Ese mismo año el Ayuntamiento se comprometió a normalizar la situación urbanística del polígono. Una normalización que afectaba a un área industrial de unas 200 naves, 350 interesados y más de 1000 trabajadores.

Desde entonces, el Ayuntamiento ha formulado hasta cinco incidentes de inejecución de la sentencia con el objetivo de no derribar las naves.
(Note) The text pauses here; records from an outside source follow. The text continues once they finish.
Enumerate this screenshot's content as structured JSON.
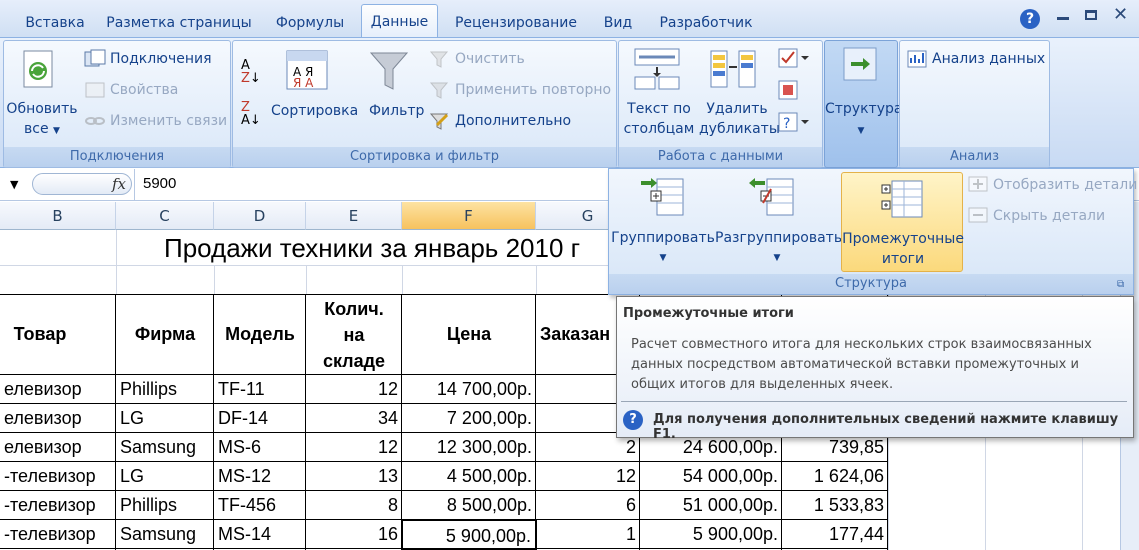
{
  "tabs": [
    "Вставка",
    "Разметка страницы",
    "Формулы",
    "Данные",
    "Рецензирование",
    "Вид",
    "Разработчик"
  ],
  "active_tab": "Данные",
  "groups": {
    "connections": {
      "label": "Подключения",
      "refresh_label": "Обновить",
      "refresh_label2": "все",
      "connections": "Подключения",
      "properties": "Свойства",
      "edit_links": "Изменить связи"
    },
    "sort_filter": {
      "label": "Сортировка и фильтр",
      "sort": "Сортировка",
      "filter": "Фильтр",
      "clear": "Очистить",
      "reapply": "Применить повторно",
      "advanced": "Дополнительно",
      "az_icon_text": "А Я",
      "ya_icon_text": "Я А"
    },
    "data_tools": {
      "label": "Работа с данными",
      "text_to_columns_1": "Текст по",
      "text_to_columns_2": "столбцам",
      "remove_dup_1": "Удалить",
      "remove_dup_2": "дубликаты"
    },
    "outline": {
      "label": "Структура"
    },
    "analysis": {
      "label": "Анализ",
      "data_analysis": "Анализ данных"
    }
  },
  "formula_bar": {
    "fx": "fx",
    "value": "5900"
  },
  "outline_panel": {
    "group": "Группировать",
    "ungroup": "Разгруппировать",
    "subtotal_1": "Промежуточные",
    "subtotal_2": "итоги",
    "show_detail": "Отобразить детали",
    "hide_detail": "Скрыть детали",
    "label": "Структура"
  },
  "tooltip": {
    "title": "Промежуточные итоги",
    "body_1": "Расчет совместного итога для нескольких строк взаимосвязанных",
    "body_2": "данных посредством автоматической вставки промежуточных и",
    "body_3": "общих итогов для выделенных ячеек.",
    "help": "Для получения дополнительных сведений нажмите клавишу F1."
  },
  "columns": [
    "B",
    "C",
    "D",
    "E",
    "F",
    "G"
  ],
  "sheet": {
    "title": "Продажи техники за январь 2010 г",
    "headers": {
      "product": "Товар",
      "firm": "Фирма",
      "model": "Модель",
      "qty_1": "Колич.",
      "qty_2": "на",
      "qty_3": "складе",
      "price": "Цена",
      "ordered": "Заказан"
    },
    "rows": [
      {
        "product": "елевизор",
        "firm": "Phillips",
        "model": "TF-11",
        "qty": "12",
        "price": "14 700,00р.",
        "ordered": "",
        "sum": "",
        "extra": ""
      },
      {
        "product": "елевизор",
        "firm": "LG",
        "model": "DF-14",
        "qty": "34",
        "price": "7 200,00р.",
        "ordered": "",
        "sum": "",
        "extra": ""
      },
      {
        "product": "елевизор",
        "firm": "Samsung",
        "model": "MS-6",
        "qty": "12",
        "price": "12 300,00р.",
        "ordered": "2",
        "sum": "24 600,00р.",
        "extra": "739,85"
      },
      {
        "product": "-телевизор",
        "firm": "LG",
        "model": "MS-12",
        "qty": "13",
        "price": "4 500,00р.",
        "ordered": "12",
        "sum": "54 000,00р.",
        "extra": "1 624,06"
      },
      {
        "product": "-телевизор",
        "firm": "Phillips",
        "model": "TF-456",
        "qty": "8",
        "price": "8 500,00р.",
        "ordered": "6",
        "sum": "51 000,00р.",
        "extra": "1 533,83"
      },
      {
        "product": "-телевизор",
        "firm": "Samsung",
        "model": "MS-14",
        "qty": "16",
        "price": "5 900,00р.",
        "ordered": "1",
        "sum": "5 900,00р.",
        "extra": "177,44"
      }
    ]
  },
  "colors": {
    "ribbon_text": "#15428b",
    "selected_highlight": "#fbd97c"
  }
}
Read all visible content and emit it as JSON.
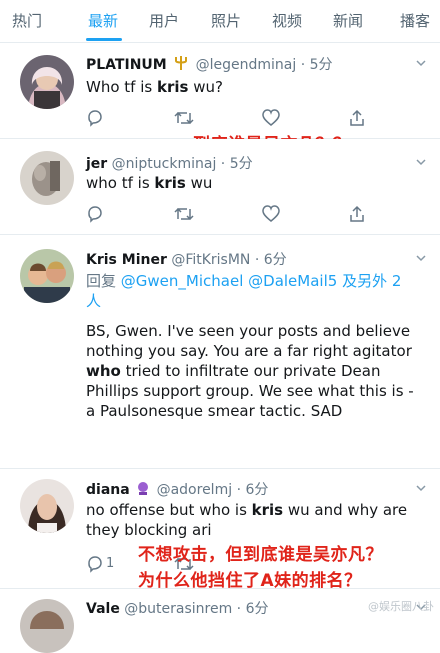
{
  "tabs": [
    {
      "label": "热门"
    },
    {
      "label": "最新",
      "active": true
    },
    {
      "label": "用户"
    },
    {
      "label": "照片"
    },
    {
      "label": "视频"
    },
    {
      "label": "新闻"
    },
    {
      "label": "播客"
    }
  ],
  "tweets": [
    {
      "name": "PLATINUM",
      "handle": "@legendminaj",
      "time": "· 5分",
      "text_before": "Who tf is ",
      "text_bold": "kris",
      "text_after": " wu?"
    },
    {
      "name": "jer",
      "handle": "@niptuckminaj",
      "time": "· 5分",
      "text_before": "who tf is ",
      "text_bold": "kris",
      "text_after": " wu"
    },
    {
      "name": "Kris  Miner",
      "handle": "@FitKrisMN",
      "time": "· 6分",
      "reply_prefix": "回复 ",
      "reply_mention_1": "@Gwen_Michael",
      "reply_mention_2": "@DaleMail5",
      "reply_suffix": " 及另外 2",
      "reply_suffix_2": "人",
      "text_1": "BS, Gwen. I've seen your posts and believe nothing you say. You are a far right agitator ",
      "text_bold": "who",
      "text_2": " tried to infiltrate our private Dean Phillips support group. We see what this is - a Paulsonesque smear tactic. SAD"
    },
    {
      "name": "diana",
      "handle": "@adorelmj",
      "time": "· 6分",
      "text_before": "no offense but who is ",
      "text_bold": "kris",
      "text_after": " wu and why are they blocking ari",
      "reply_count": "1"
    },
    {
      "name": "Vale",
      "handle": "@buterasinrem",
      "time": "· 6分"
    }
  ],
  "annotations": {
    "first": "到底谁是吴亦凡？？",
    "second_line1": "不想攻击，但到底谁是吴亦凡？",
    "second_line2": "为什么他挡住了A妹的排名？"
  },
  "watermark": "@娱乐圈八卦",
  "colors": {
    "accent": "#1da1f2",
    "annotation": "#e0241a",
    "secondary_text": "#657786"
  }
}
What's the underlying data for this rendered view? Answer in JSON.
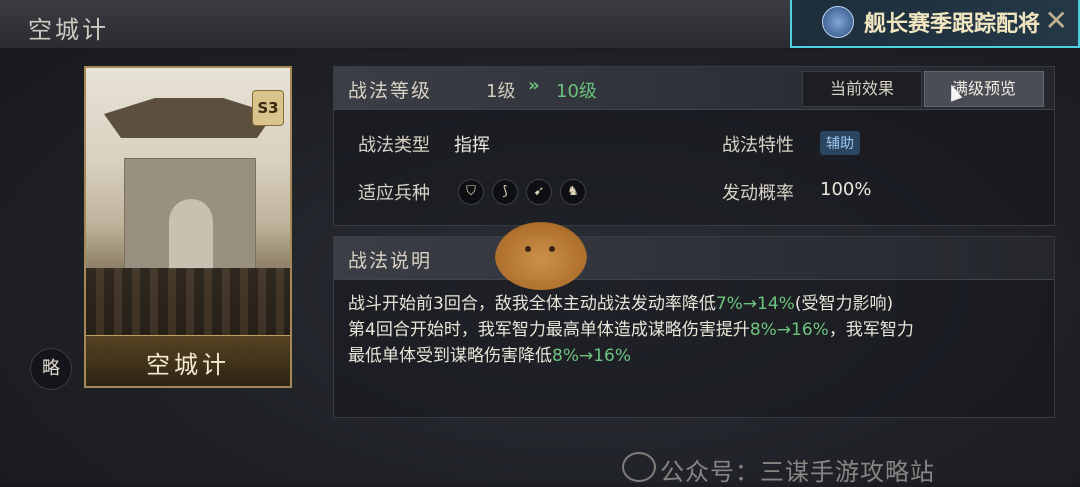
{
  "header": {
    "title": "空城计"
  },
  "event_banner": {
    "text": "舰长赛季跟踪配将"
  },
  "card": {
    "name": "空城计",
    "badge": "S3"
  },
  "side_button": {
    "label": "略"
  },
  "level": {
    "label": "战法等级",
    "from": "1级",
    "arrow": "»",
    "to": "10级"
  },
  "tabs": [
    {
      "label": "当前效果",
      "active": false
    },
    {
      "label": "满级预览",
      "active": true
    }
  ],
  "attributes": {
    "type_label": "战法类型",
    "type_value": "指挥",
    "trait_label": "战法特性",
    "trait_value": "辅助",
    "troops_label": "适应兵种",
    "troops_icons": [
      "shield-icon",
      "bow-icon",
      "spear-icon",
      "horse-icon"
    ],
    "prob_label": "发动概率",
    "prob_value": "100%"
  },
  "description": {
    "title": "战法说明",
    "line1_a": "战斗开始前3回合，敌我全体主动战法发动率降低",
    "line1_hl": "7%→14%",
    "line1_b": "(受智力影响)",
    "line2_a": "第4回合开始时，我军智力最高单体造成谋略伤害提升",
    "line2_hl": "8%→16%",
    "line2_b": "，我军智力",
    "line3_a": "最低单体受到谋略伤害降低",
    "line3_hl": "8%→16%"
  },
  "watermark": {
    "text": "公众号：三谋手游攻略站"
  },
  "colors": {
    "highlight": "#6ec47e",
    "accent_border": "#4fd0e0"
  }
}
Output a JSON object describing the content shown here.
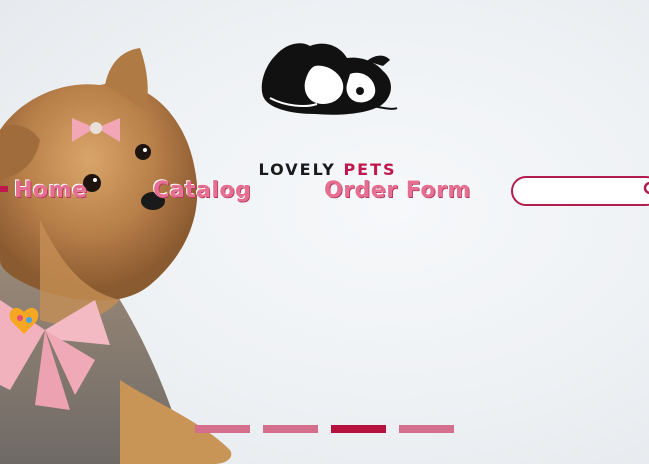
{
  "brand": {
    "name_part1": "LOVELY",
    "name_part2": "PETS"
  },
  "nav": {
    "items": [
      {
        "label": "Home"
      },
      {
        "label": "Catalog"
      },
      {
        "label": "Order Form"
      }
    ]
  },
  "search": {
    "placeholder": "",
    "value": ""
  },
  "slider": {
    "count": 4,
    "active_index": 2
  },
  "colors": {
    "accent": "#c0184c",
    "nav_text": "#e56f91",
    "dot": "#d36f8d",
    "dot_active": "#b5123f"
  }
}
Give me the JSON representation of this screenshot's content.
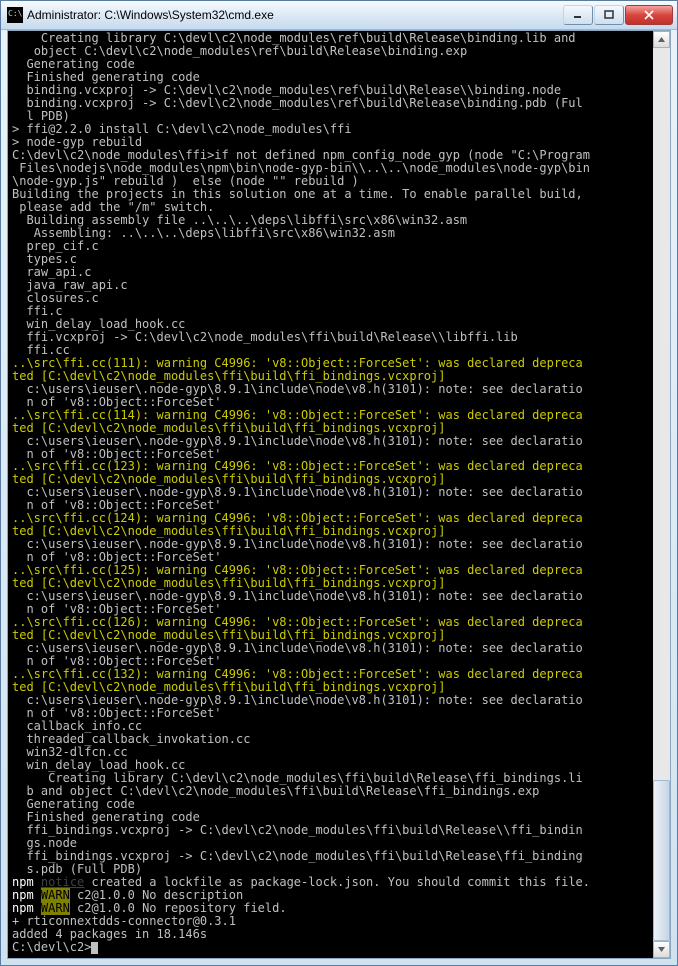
{
  "window": {
    "title": "Administrator: C:\\Windows\\System32\\cmd.exe"
  },
  "terminal": {
    "lines": [
      {
        "cls": "",
        "txt": "    Creating library C:\\devl\\c2\\node_modules\\ref\\build\\Release\\binding.lib and"
      },
      {
        "cls": "",
        "txt": "   object C:\\devl\\c2\\node_modules\\ref\\build\\Release\\binding.exp"
      },
      {
        "cls": "",
        "txt": "  Generating code"
      },
      {
        "cls": "",
        "txt": "  Finished generating code"
      },
      {
        "cls": "",
        "txt": "  binding.vcxproj -> C:\\devl\\c2\\node_modules\\ref\\build\\Release\\\\binding.node"
      },
      {
        "cls": "",
        "txt": "  binding.vcxproj -> C:\\devl\\c2\\node_modules\\ref\\build\\Release\\binding.pdb (Ful"
      },
      {
        "cls": "",
        "txt": "  l PDB)"
      },
      {
        "cls": "",
        "txt": ""
      },
      {
        "cls": "",
        "txt": "> ffi@2.2.0 install C:\\devl\\c2\\node_modules\\ffi"
      },
      {
        "cls": "",
        "txt": "> node-gyp rebuild"
      },
      {
        "cls": "",
        "txt": ""
      },
      {
        "cls": "",
        "txt": ""
      },
      {
        "cls": "",
        "txt": "C:\\devl\\c2\\node_modules\\ffi>if not defined npm_config_node_gyp (node \"C:\\Program"
      },
      {
        "cls": "",
        "txt": " Files\\nodejs\\node_modules\\npm\\bin\\node-gyp-bin\\\\..\\..\\node_modules\\node-gyp\\bin"
      },
      {
        "cls": "",
        "txt": "\\node-gyp.js\" rebuild )  else (node \"\" rebuild )"
      },
      {
        "cls": "",
        "txt": "Building the projects in this solution one at a time. To enable parallel build,"
      },
      {
        "cls": "",
        "txt": " please add the \"/m\" switch."
      },
      {
        "cls": "",
        "txt": "  Building assembly file ..\\..\\..\\deps\\libffi\\src\\x86\\win32.asm"
      },
      {
        "cls": "",
        "txt": "   Assembling: ..\\..\\..\\deps\\libffi\\src\\x86\\win32.asm"
      },
      {
        "cls": "",
        "txt": "  prep_cif.c"
      },
      {
        "cls": "",
        "txt": "  types.c"
      },
      {
        "cls": "",
        "txt": "  raw_api.c"
      },
      {
        "cls": "",
        "txt": "  java_raw_api.c"
      },
      {
        "cls": "",
        "txt": "  closures.c"
      },
      {
        "cls": "",
        "txt": "  ffi.c"
      },
      {
        "cls": "",
        "txt": "  win_delay_load_hook.cc"
      },
      {
        "cls": "",
        "txt": "  ffi.vcxproj -> C:\\devl\\c2\\node_modules\\ffi\\build\\Release\\\\libffi.lib"
      },
      {
        "cls": "",
        "txt": "  ffi.cc"
      },
      {
        "cls": "y",
        "txt": "..\\src\\ffi.cc(111): warning C4996: 'v8::Object::ForceSet': was declared depreca"
      },
      {
        "cls": "y",
        "txt": "ted [C:\\devl\\c2\\node_modules\\ffi\\build\\ffi_bindings.vcxproj]"
      },
      {
        "cls": "",
        "txt": "  c:\\users\\ieuser\\.node-gyp\\8.9.1\\include\\node\\v8.h(3101): note: see declaratio"
      },
      {
        "cls": "",
        "txt": "  n of 'v8::Object::ForceSet'"
      },
      {
        "cls": "y",
        "txt": "..\\src\\ffi.cc(114): warning C4996: 'v8::Object::ForceSet': was declared depreca"
      },
      {
        "cls": "y",
        "txt": "ted [C:\\devl\\c2\\node_modules\\ffi\\build\\ffi_bindings.vcxproj]"
      },
      {
        "cls": "",
        "txt": "  c:\\users\\ieuser\\.node-gyp\\8.9.1\\include\\node\\v8.h(3101): note: see declaratio"
      },
      {
        "cls": "",
        "txt": "  n of 'v8::Object::ForceSet'"
      },
      {
        "cls": "y",
        "txt": "..\\src\\ffi.cc(123): warning C4996: 'v8::Object::ForceSet': was declared depreca"
      },
      {
        "cls": "y",
        "txt": "ted [C:\\devl\\c2\\node_modules\\ffi\\build\\ffi_bindings.vcxproj]"
      },
      {
        "cls": "",
        "txt": "  c:\\users\\ieuser\\.node-gyp\\8.9.1\\include\\node\\v8.h(3101): note: see declaratio"
      },
      {
        "cls": "",
        "txt": "  n of 'v8::Object::ForceSet'"
      },
      {
        "cls": "y",
        "txt": "..\\src\\ffi.cc(124): warning C4996: 'v8::Object::ForceSet': was declared depreca"
      },
      {
        "cls": "y",
        "txt": "ted [C:\\devl\\c2\\node_modules\\ffi\\build\\ffi_bindings.vcxproj]"
      },
      {
        "cls": "",
        "txt": "  c:\\users\\ieuser\\.node-gyp\\8.9.1\\include\\node\\v8.h(3101): note: see declaratio"
      },
      {
        "cls": "",
        "txt": "  n of 'v8::Object::ForceSet'"
      },
      {
        "cls": "y",
        "txt": "..\\src\\ffi.cc(125): warning C4996: 'v8::Object::ForceSet': was declared depreca"
      },
      {
        "cls": "y",
        "txt": "ted [C:\\devl\\c2\\node_modules\\ffi\\build\\ffi_bindings.vcxproj]"
      },
      {
        "cls": "",
        "txt": "  c:\\users\\ieuser\\.node-gyp\\8.9.1\\include\\node\\v8.h(3101): note: see declaratio"
      },
      {
        "cls": "",
        "txt": "  n of 'v8::Object::ForceSet'"
      },
      {
        "cls": "y",
        "txt": "..\\src\\ffi.cc(126): warning C4996: 'v8::Object::ForceSet': was declared depreca"
      },
      {
        "cls": "y",
        "txt": "ted [C:\\devl\\c2\\node_modules\\ffi\\build\\ffi_bindings.vcxproj]"
      },
      {
        "cls": "",
        "txt": "  c:\\users\\ieuser\\.node-gyp\\8.9.1\\include\\node\\v8.h(3101): note: see declaratio"
      },
      {
        "cls": "",
        "txt": "  n of 'v8::Object::ForceSet'"
      },
      {
        "cls": "y",
        "txt": "..\\src\\ffi.cc(132): warning C4996: 'v8::Object::ForceSet': was declared depreca"
      },
      {
        "cls": "y",
        "txt": "ted [C:\\devl\\c2\\node_modules\\ffi\\build\\ffi_bindings.vcxproj]"
      },
      {
        "cls": "",
        "txt": "  c:\\users\\ieuser\\.node-gyp\\8.9.1\\include\\node\\v8.h(3101): note: see declaratio"
      },
      {
        "cls": "",
        "txt": "  n of 'v8::Object::ForceSet'"
      },
      {
        "cls": "",
        "txt": "  callback_info.cc"
      },
      {
        "cls": "",
        "txt": "  threaded_callback_invokation.cc"
      },
      {
        "cls": "",
        "txt": "  win32-dlfcn.cc"
      },
      {
        "cls": "",
        "txt": "  win_delay_load_hook.cc"
      },
      {
        "cls": "",
        "txt": "     Creating library C:\\devl\\c2\\node_modules\\ffi\\build\\Release\\ffi_bindings.li"
      },
      {
        "cls": "",
        "txt": "  b and object C:\\devl\\c2\\node_modules\\ffi\\build\\Release\\ffi_bindings.exp"
      },
      {
        "cls": "",
        "txt": "  Generating code"
      },
      {
        "cls": "",
        "txt": "  Finished generating code"
      },
      {
        "cls": "",
        "txt": "  ffi_bindings.vcxproj -> C:\\devl\\c2\\node_modules\\ffi\\build\\Release\\\\ffi_bindin"
      },
      {
        "cls": "",
        "txt": "  gs.node"
      },
      {
        "cls": "",
        "txt": "  ffi_bindings.vcxproj -> C:\\devl\\c2\\node_modules\\ffi\\build\\Release\\ffi_binding"
      },
      {
        "cls": "",
        "txt": "  s.pdb (Full PDB)"
      }
    ],
    "npm_notice_prefix": "npm",
    "npm_notice_tag": "notice",
    "npm_notice_text": " created a lockfile as package-lock.json. You should commit this file.",
    "npm_warn_prefix": "npm",
    "npm_warn_tag": "WARN",
    "npm_warn1": " c2@1.0.0 No description",
    "npm_warn2": " c2@1.0.0 No repository field.",
    "footer1": "+ rticonnextdds-connector@0.3.1",
    "footer2": "added 4 packages in 18.146s",
    "prompt": "C:\\devl\\c2>"
  }
}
En su último incidente, el TSJC ha acordado sustituir el derribo por una indemnización económica a favor de la familia Farràs que tendrá que asumir la administración pública por los daños y perjuicios causados a los propietarios de las tierras.

Recurso de casación

De acuerdo con el abogado de los Farràs, Sergi Aymerich, el interés de las 14 familias no es económico, sino que buscan que se cumplan las sentencias y se derriben las naves “ilegalmente edificadas” por alguien que no era el propietario de los terrenos.

Es por ello que, si finalmente se mantiene la resolución del TSJC, la familia se verá obligada a interponer contra esta sentencia un recurso de casación ante el Tribunal Supremo. “No puede ser que todo se arregle con dinero. Es una cuestión de concepto. Nadie dio el permiso al Ayuntamiento para construir sobre nuestras tierras”, ha apuntado el abogado.